Un país moderno como el nuestro, que elimina las barreras arquitectónicas para todo el mundo (no solo para los minusválidos), se preocupa por la calidad de las aguas tanto de baño como de consumo humano.
El Principado de Asturias tiene un programa de control oficial de zonas de baño, algo lógico, ¿qué es lo que falla?
Aunque haya un solo minusválido que necesite los servicios del final de la playa, es suficiente para que estos estén abiertos.
Digo más, es una necesidad, ¿a quién corresponde esta decisión? ¿Le echaremos la culpa a Costas como siempre? Después del verano los servicios se cierran, en un paseo en el que hay muchas personas caminando y haciendo deporte. Todo un absurdo propio del tercer mundo. De la programación de festejos, mejor no hablar.
Lo único valido fueron las fiestas de Virgen de Guía, las cuales organizan los marineros.
La semana de Piragües, un desastre. El lunes con la novedad de la “Macrodiscoteca”, que no se bien qué es, salía Espinete, Oliver y Benji, etc. Para ver esto mejor poner un CD o un lápiz de memoria.
Las otras orquestas son manifiestamente mejorables.
Riosellanos, copiemos de Llanes o Arriondas, pues nos ganan por goleada. La fiesta más importante del verano riosellano era la de Santa Marina en la playa. Como decía mi querida madre, la fiesta de los ricos.
Ahora ni de ricos ni de pobres, pues casi no existen.
El domingo con la procesión, por cierto bastante pobre, terminaron los actos.
¿Verbena en la Plaza Nueva el domingo? Para qué. ¿Y la del fin del verano? Vamos para el veroño.
Tresmonte, un pueblo remoto de la España vaciada, celebró su fiesta en honor de San Agustín.
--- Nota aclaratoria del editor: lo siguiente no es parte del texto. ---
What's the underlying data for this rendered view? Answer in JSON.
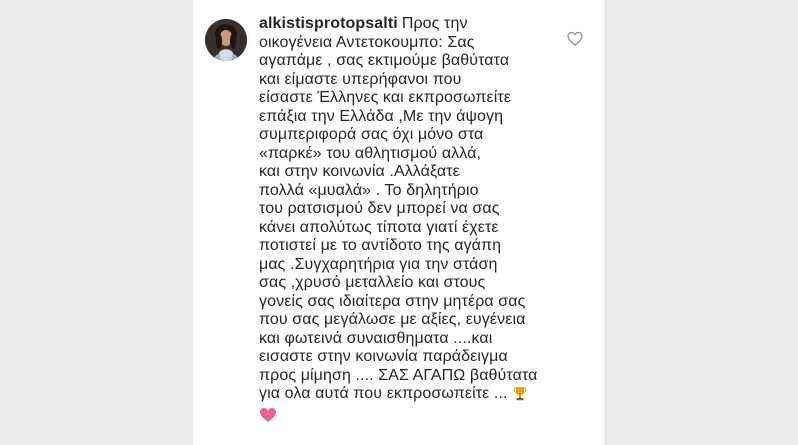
{
  "comment": {
    "username": "alkistisprotopsalti",
    "lines": [
      "Προς την",
      "οικογένεια Αντετοκουμπο: Σας",
      "αγαπάμε , σας εκτιμούμε βαθύτατα",
      "και είμαστε υπερήφανοι που",
      "είσαστε Έλληνες και εκπροσωπείτε",
      "επάξια την Ελλάδα ,Με την άψογη",
      "συμπεριφορά σας όχι μόνο στα",
      "«παρκέ» του αθλητισμού αλλά,",
      "και στην κοινωνία .Αλλάξατε",
      "πολλά «μυαλά» . Το δηλητήριο",
      "του ρατσισμού δεν μπορεί να σας",
      "κάνει απολύτως τίποτα γιατί έχετε",
      "ποτιστεί με το αντίδοτο της αγάπη",
      "μας .Συγχαρητήρια για την στάση",
      "σας ,χρυσό μεταλλείο και στους",
      "γονείς σας ιδιαίτερα στην μητέρα σας",
      "που σας μεγάλωσε με αξίες, ευγένεια",
      "και φωτεινά συναισθηματα ....και",
      "εισαστε στην κοινωνία παράδειγμα",
      "προς μίμηση .... ΣΑΣ ΑΓΑΠΩ  βαθύτατα",
      "για ολα αυτά που εκπροσωπείτε ..."
    ],
    "emojis": {
      "trophy": "trophy-emoji",
      "heart": "pink-heart-emoji"
    }
  },
  "icons": {
    "like": "heart-outline-icon",
    "avatar": "profile-avatar"
  },
  "colors": {
    "text": "#262626",
    "background": "#ffffff",
    "side": "#e9e9e9",
    "heart_emoji": "#e7668f",
    "trophy": "#d9a21b"
  }
}
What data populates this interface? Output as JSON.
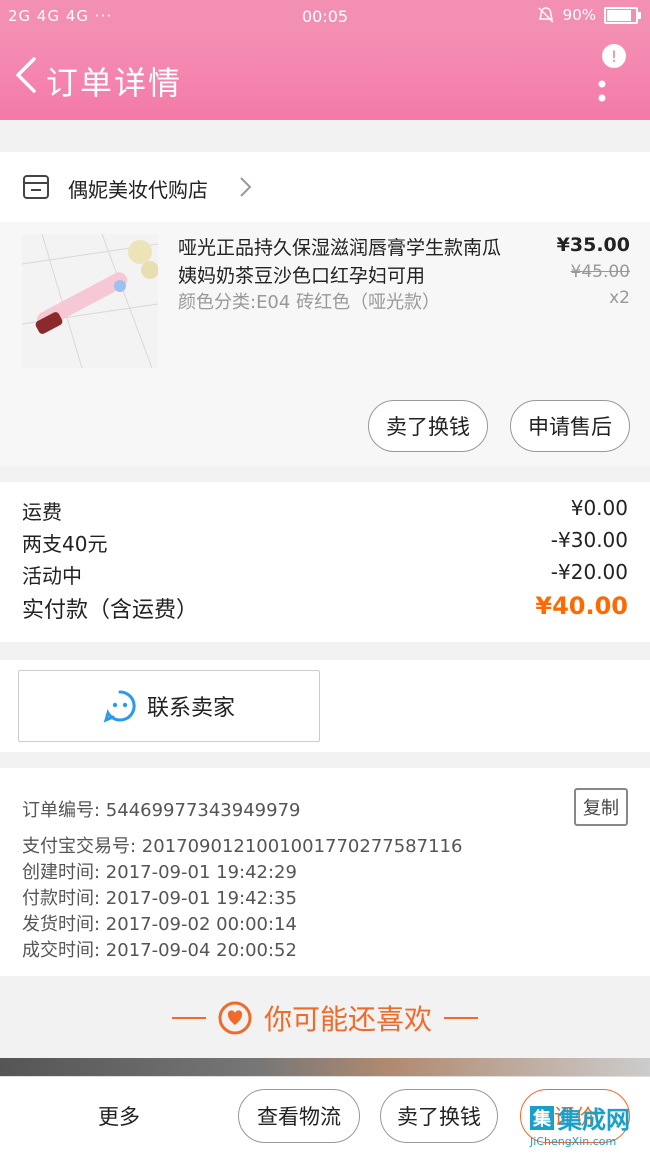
{
  "status_bar": {
    "left": "2G 4G 4G ···",
    "time": "00:05",
    "battery": "90%"
  },
  "header": {
    "title": "订单详情",
    "more_badge": "!"
  },
  "shop": {
    "name": "偶妮美妆代购店"
  },
  "product": {
    "title": "哑光正品持久保湿滋润唇膏学生款南瓜姨妈奶茶豆沙色口红孕妇可用",
    "spec": "颜色分类:E04 砖红色（哑光款）",
    "price": "¥35.00",
    "original_price": "¥45.00",
    "quantity": "x2",
    "button_resell": "卖了换钱",
    "button_aftersale": "申请售后"
  },
  "fees": {
    "shipping_label": "运费",
    "shipping_value": "¥0.00",
    "promo_label": "两支40元",
    "promo_value": "-¥30.00",
    "activity_label": "活动中",
    "activity_value": "-¥20.00",
    "total_label": "实付款（含运费）",
    "total_value": "¥40.00"
  },
  "contact": {
    "label": "联系卖家"
  },
  "order_info": {
    "order_no": "订单编号: 54469977343949979",
    "alipay_no": "支付宝交易号: 2017090121001001770277587116",
    "created": "创建时间: 2017-09-01 19:42:29",
    "paid": "付款时间: 2017-09-01 19:42:35",
    "shipped": "发货时间: 2017-09-02 00:00:14",
    "completed": "成交时间: 2017-09-04 20:00:52",
    "copy_label": "复制"
  },
  "recommend": {
    "title": "你可能还喜欢"
  },
  "bottom_bar": {
    "more": "更多",
    "view_logistics": "查看物流",
    "resell": "卖了换钱",
    "review": "评价"
  },
  "watermark": {
    "brand": "集成网",
    "url": "JiChengXin.com"
  },
  "colors": {
    "header_pink": "#f48fb4",
    "accent_orange": "#ff6a00",
    "contact_blue": "#2a9be8"
  }
}
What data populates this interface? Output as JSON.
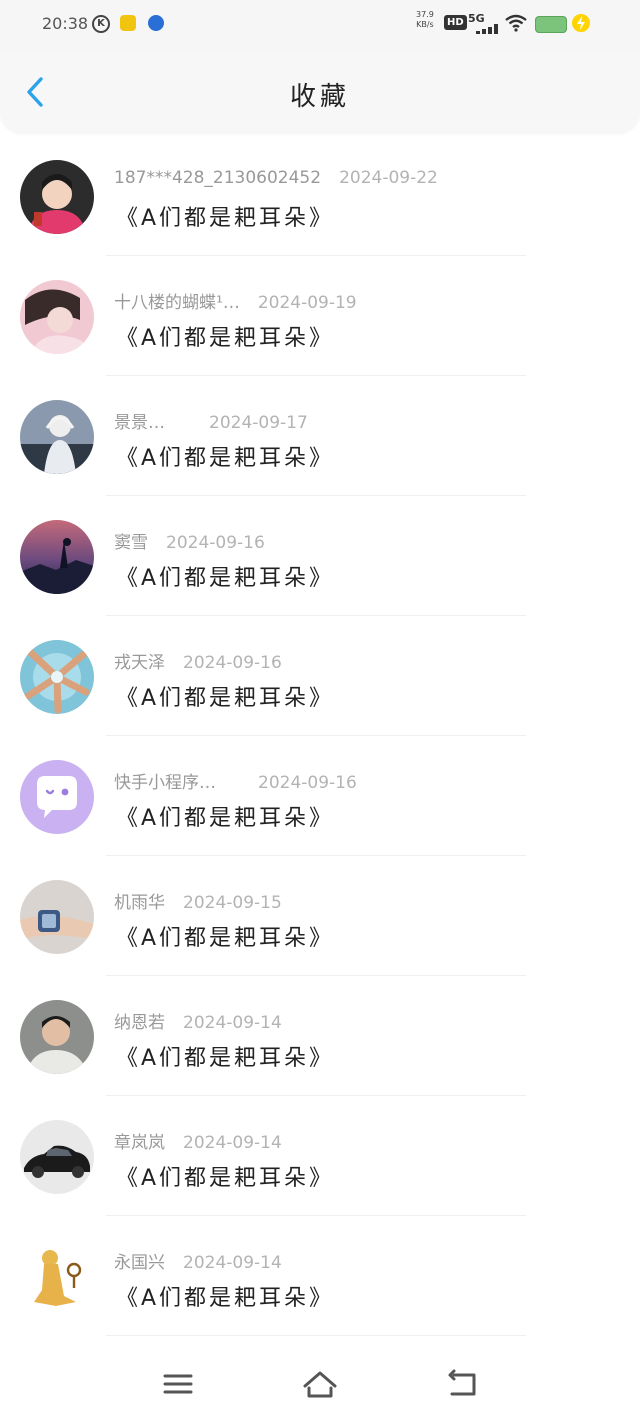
{
  "status_bar": {
    "time": "20:38",
    "speed_value": "37.9",
    "speed_unit": "KB/s",
    "hd_label": "HD",
    "network_label": "5G"
  },
  "header": {
    "title": "收藏",
    "back_icon": "chevron-left-icon",
    "accent_color": "#2aa3e8"
  },
  "favorites": [
    {
      "user": "187***428_2130602452",
      "date": "2024-09-22",
      "title": "《A们都是耙耳朵》"
    },
    {
      "user": "十八楼的蝴蝶¹…",
      "date": "2024-09-19",
      "title": "《A们都是耙耳朵》"
    },
    {
      "user": "景景…",
      "date": "2024-09-17",
      "title": "《A们都是耙耳朵》"
    },
    {
      "user": "窦雪",
      "date": "2024-09-16",
      "title": "《A们都是耙耳朵》"
    },
    {
      "user": "戎天泽",
      "date": "2024-09-16",
      "title": "《A们都是耙耳朵》"
    },
    {
      "user": "快手小程序…",
      "date": "2024-09-16",
      "title": "《A们都是耙耳朵》"
    },
    {
      "user": "机雨华",
      "date": "2024-09-15",
      "title": "《A们都是耙耳朵》"
    },
    {
      "user": "纳恩若",
      "date": "2024-09-14",
      "title": "《A们都是耙耳朵》"
    },
    {
      "user": "章岚岚",
      "date": "2024-09-14",
      "title": "《A们都是耙耳朵》"
    },
    {
      "user": "永国兴",
      "date": "2024-09-14",
      "title": "《A们都是耙耳朵》"
    }
  ],
  "bottom_nav": {
    "menu_icon": "menu-icon",
    "home_icon": "home-icon",
    "back_icon": "back-arrow-icon"
  }
}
El tiempo nos respetó, ya que en Ribadesella hubo una galerna que suspendió la Feria del Libro en la Plaza Nueva y Fartukarte, pero en el valle de Tresmonte solo tuvimos orpín, como dicen en Mieres (orbayu muy fino). ¿Sería por la protección del Santo?
En fin, Tresmonte, que vio nacer a D. Manuel Fernández Juncos, un ilustre asturiano en Puerto Rico.
Después de larga ausencia en un país remoto, D. Manuel regresó a Tresmonte, iba a ver y abrazar a mi buen padre, aquel sencillo aldeano de corazón tierno y alma candorosa, iba a visitar el dichoso alberque donde nací, asentarme en el mismo hogar, junto a la misma mesa de roble donde había recibido el último consejo y la última caricia de madre, a beber en la misma fuente donde saciaba mi sed cuando niño y a recorrer aquellos inolvidables senderos que había sido testimonio de mi infancia y teatro de mis inocentes años.
Las Escuelas Públicas de Ribadesella llevan su nombre. Gracias a él se conservó el castellano en Puerto Rico. Creo que actualmente en dicha isla se habla el “spaninglis”, por ejemplo dicen: “Oye, chico, abre la wuindos que hace mucha jia”.
Don Manuel luchó para que esto no pasara, pero el mundo es poliédrico, como decía Felipe II: “No se puede luchar contra los elementos”. Gracias, don Manuel Fernández Juncos, por tu ejemplo en la vida, el cual yo trato de imitar pero sin conseguirlo.